第9話 やっちゃったよ、私……!


「懇親会をしよう!」


意気揚々、佐久間さんがそう宣言したのは、打ち明け話が終わってすぐのことだった。


俺は迷わず、その誘いに乗った。


二人で学級委員になったこともあれば、お隣さんになったことも、数年ぶりの再会ということもある。

親睦を深めるのは、今後のために必要なプロセスだといえた。


加えて、ずっとこの状況に戸惑っているよりは、受け入れて向き合うべきだろう。


……だが。


「帰ってこないな……?」


ご飯用意するね! と言ったきり、すでに一時間以上だ。

もう時計の針は正午を大きく回って、一時半である。


編み物に精を出していて、少し気づくのに遅れたが、さすがに心配になってくる。


こうなったら、直接確認するほうがいいか。


俺は家を出て、すぐ隣の扉の前に立つ。


……隣の家とはいえ、女の子の家には違いない。変な緊張に襲われ、少し震える指でチャイムを鳴らす。


しかし、待っても反応はなし、繰り返しても反応はなし。


「きゃっ!?」


かわりとしては少し物騒なことに、中からは悲鳴のような短い叫びがした。


なにかあったのか?! 俺は焦って、ドアノブを回す。


なんということか、簡単に開いてしまった。


エントランスもないような、ボロアパートである。

前提からして、一流アイドルが住むには心もとない防犯設備なのに、なにしてんの、あの子!


とにかく、ままよと俺は扉をオープンしてしまう。


「佐久間さん! 大丈夫か…………って、え?」


そこには、白のシャツを真っ赤に染めた少女が両手でがっちり包丁を握り、立っていた。


ぎこちなく首を振って、玄関先の俺を見る。


「翔くん! やっちゃった、やっちゃったよ、私……」


本当に人でも刺したかのよう、目に涙を溜め赤い手のひらを震わすが、そうじゃない。


床に飛び散る赤は、鮮血ではなく、トマトだろう。


どうやら、トマト缶をひっくり返したらしい。作ろうとしていたのは、ナポリタンだろうか。

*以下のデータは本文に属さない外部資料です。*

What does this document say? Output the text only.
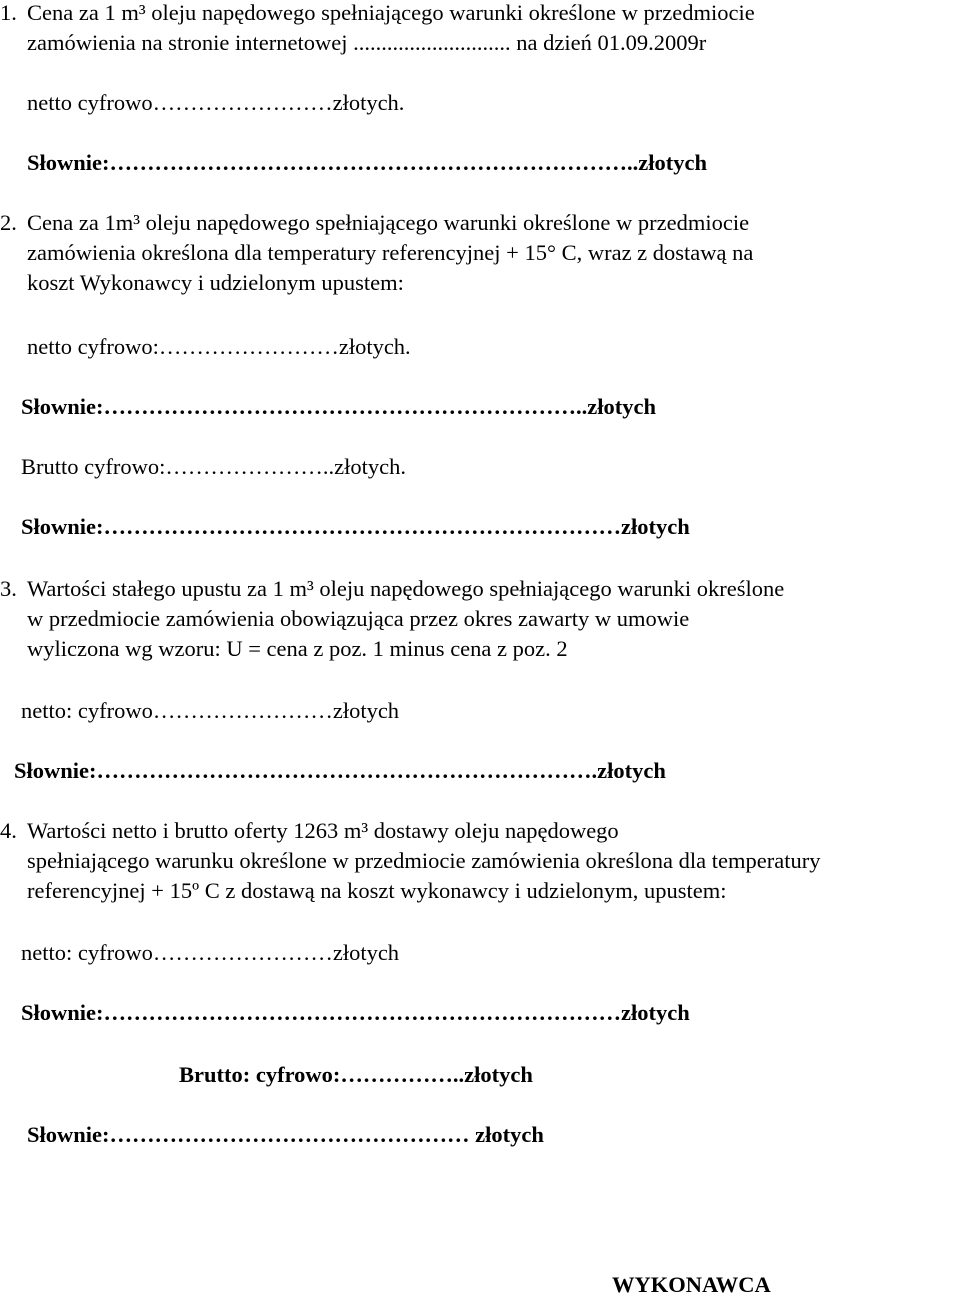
1. Cena za 1 m³ oleju napędowego spełniającego warunki określone w przedmiocie
zamówienia na stronie internetowej ............................ na dzień 01.09.2009r
netto cyfrowo……………………złotych.
Słownie:……………………………………………………………..złotych
2. Cena za 1m³ oleju napędowego spełniającego warunki określone w przedmiocie
zamówienia określona dla temperatury referencyjnej + 15° C, wraz z dostawą na
koszt Wykonawcy i udzielonym upustem:
netto cyfrowo:……………………złotych.
Słownie:………………………………………………………..złotych
Brutto cyfrowo:…………………..złotych.
Słownie:……………………………………………………………złotych
3. Wartości stałego upustu za 1 m³ oleju napędowego spełniającego warunki określone
w przedmiocie zamówienia obowiązująca przez okres zawarty w umowie
wyliczona wg wzoru: U = cena z poz. 1 minus cena z poz. 2
netto: cyfrowo……………………złotych
Słownie:………………………………………………………….złotych
4. Wartości netto i brutto oferty 1263 m³ dostawy oleju napędowego
spełniającego warunku określone w przedmiocie zamówienia określona dla temperatury
referencyjnej + 15º C z dostawą na koszt wykonawcy i udzielonym, upustem:
netto: cyfrowo……………………złotych
Słownie:……………………………………………………………złotych
Brutto: cyfrowo:……………..złotych
Słownie:………………………………………… złotych
WYKONAWCA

めちゃくちゃに折れたパスタが、新品らしい鍋に入っている……いや、突き刺さっている。


まさか、このまま火にかけるつもりだったのだろうか。


「ふ、ふ、普段はこんなことないんだよ!? ちょっとほらキッチンが狭いから、感覚が分からなかっただけで……」

「その剣山みたいなパスタは、どう説明するんだよ」


「これは、えっと、パスタは茹でたことなかったの! お米なら炊けるんだけどね。あとレンジで五分とかならできるし」

「はぁ。そういうのを、からっきしって言うんだよ」


裾からトマトを滴らせながら、泣き声になって、ボロアパートの廊下兼キッチンに立つクール系アイドル。


うん、あまりに新しすぎる。


斬新すぎて『※ 一流クール系アイドルです』と注釈を入れないと、誰にもわからないだろう。


……とりあえずこういう時は、っと。


「ほら、早くシャワー浴びて、服着替えてこいよ。風邪ひくんじゃないか?」

「えっ、トマトで濡れても風邪ってひくの」

「普通にひくと思うけど。冷たさでいったら、水と同じだし」


……まぁトマト風邪は、前代未聞ではあるかもしれない。


「じゃあ俺は雑巾取ってくるから」


俺は床に散乱した汁にため息をつきながら、扉を閉める。

けれどすぐに開けて、もう一つ言葉を加えた。


「今は俺だからよかったけど、次からは鍵はちゃんと閉めろよ」

「はーい……!」


なんか俺、面倒くさい親みたいになってない?


家で雑巾を絞りながら、自分でもそう思うのだが、あればっかりは仕方ない。言わなくちゃいけない忠告である。


なにが孤高のアイドルだ。


今の彼女は、危なっかしいだけの女子高生だ(ただし、抜群に可愛い)。


「佐久間さん、入るぞー」

「はーい」


廊下脇にある脱衣所にいるらしい彼女に、許可を取り、再度扉を開ける。


廊下の水がけを始めてから、気付いた。


……あれだけ躊躇していたのに、すんなり上がってしまっているじゃないか。


いやこれはノーカウントだ、明らかに緊急事態だったし。


そんなふうに変な言い訳を考えつつ手を動かしていると、


「翔くん。あの、一個聞きたいんだけど、いいかな」


話しかけられて、つと顔を上げる。

見れば、脱衣所の扉から、可愛い顔だけがのぞいていた。


光沢を放って白い肩が、隙間からちらりと見えて、察する。


頭を抱えるしかない無防備さだ。どうやら、服を着ていないらしい。


…………そういえば、昔から弩級の天然だったなぁ、こいつ。